時にその問題提起や議論喚起は、一部の区民の非常にローカルな議論かもしれない。
しかし、区政に反映されるまでに、議員全体・議会の中でバランスが取れると信じているので、汲み上げて俎上に載せることに私自身何の躊躇もない。
多様性とは、ローカルな議論そのものだと言ってもいい。
大局は執行機関の長たる区長が信任を受けている部分だ。
大局に流されて、多様性に対する感度が鈍ってしまっては、区議会議員は存在意義を失ってしまう。
そう考えて、敢えて他所様の事に、多分に余計な事を書いてきたことをお許しいただきたい。
ちょっと別の話
もう一つの請求
「研修に参加させられた荒川区役所幹部職員が自費で負担した旅費を、損害として自民党区議団に請求せよ」
原告の請求で棄却されたもう一つを考えたいが、「参加させられた」とする根拠が、見つけられなかった。
むしろ、私は「荒川区幹部職員が休日に自腹を切ってまで参加するメリットってなんだったのだろう?」と、真逆に考えていた。
原告は自民党区議団の悪意による政務活動費の不適切な支出を主張していたため、それに騙された荒川区幹部職員はシンプルに被害者だと主張しているだけかもしれない。
(皮肉的だが決して嫌味ではないこの原告の痛快な手法を考えると、もっとストンと落ちる解釈があるような気もするが、分からない。)
執行機関と議決機関・区役所職員と区議会議員
この記事の流れで書くと、特定の個人や団体への攻撃と捉えられかねないので、また改めて書きたいと思うのだが、触りだけ予告という形で書いておきたい。
私は私自身の政策の大枠の一つに「議会・行政のあり方をデザイン」を掲げており、その中に「議会改革の推進」がある。

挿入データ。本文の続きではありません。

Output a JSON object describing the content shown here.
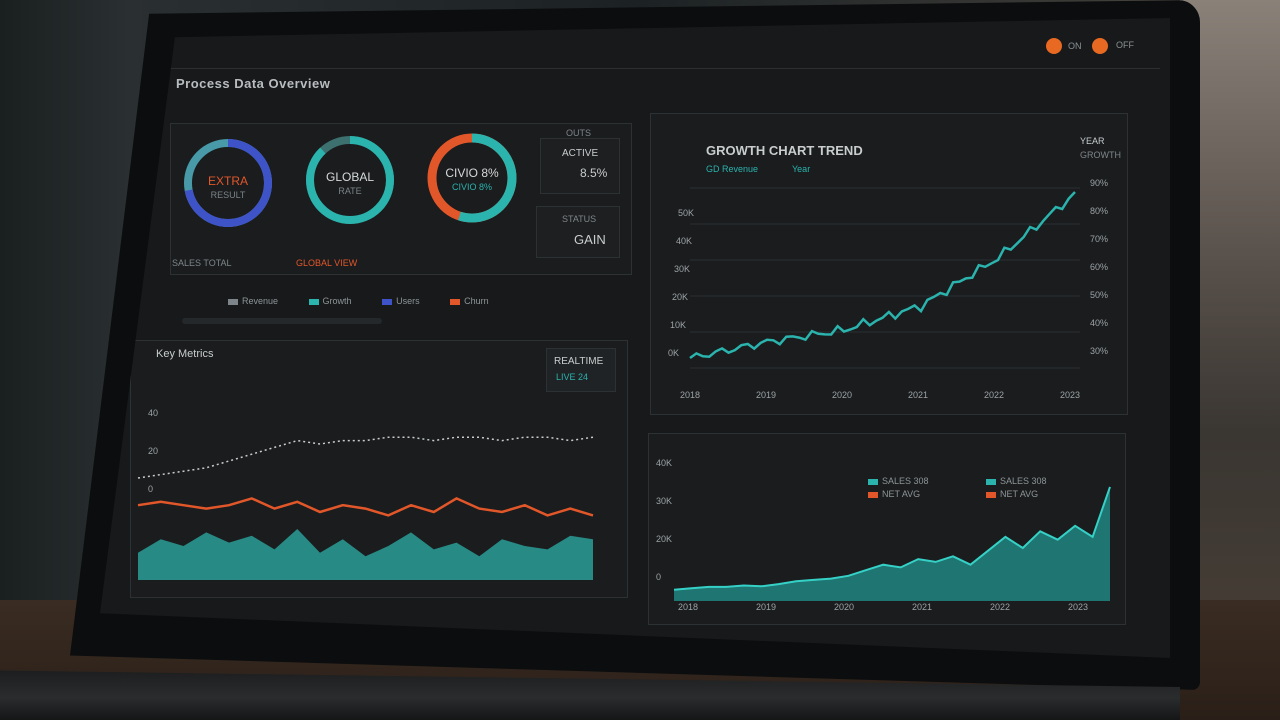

これは、強力な執行機関に対して、両輪としてバランスを取り得るような議決機関のあり方に対する問題提起だ。
その中には、
- 各種会議で行政の専門家として区議会議員の質問に答弁する理事者(荒川区幹部職員)
- 理事者に適切に質問し議論できる区議会議員
この2者の適切な緊張関係も含まれる。
ちなみに、政務活動費とは、区議会議員が区民を代表して、専門家である理事者に鋭い質問をぶつけ、丁々発止の議論ができるようになるための調査や研修に費やされる費用のことだ。
ちなみにちなみに、議員のこの調査を手助けする議会事務局は、一方で政務調査費の報告を受け付ける機関でもあったりするのだが、そもそも事務局員は区役所職員であり、この事務局の立ち位置も不明瞭な部分が多い。
議会改革については、また改めて書いてみたい。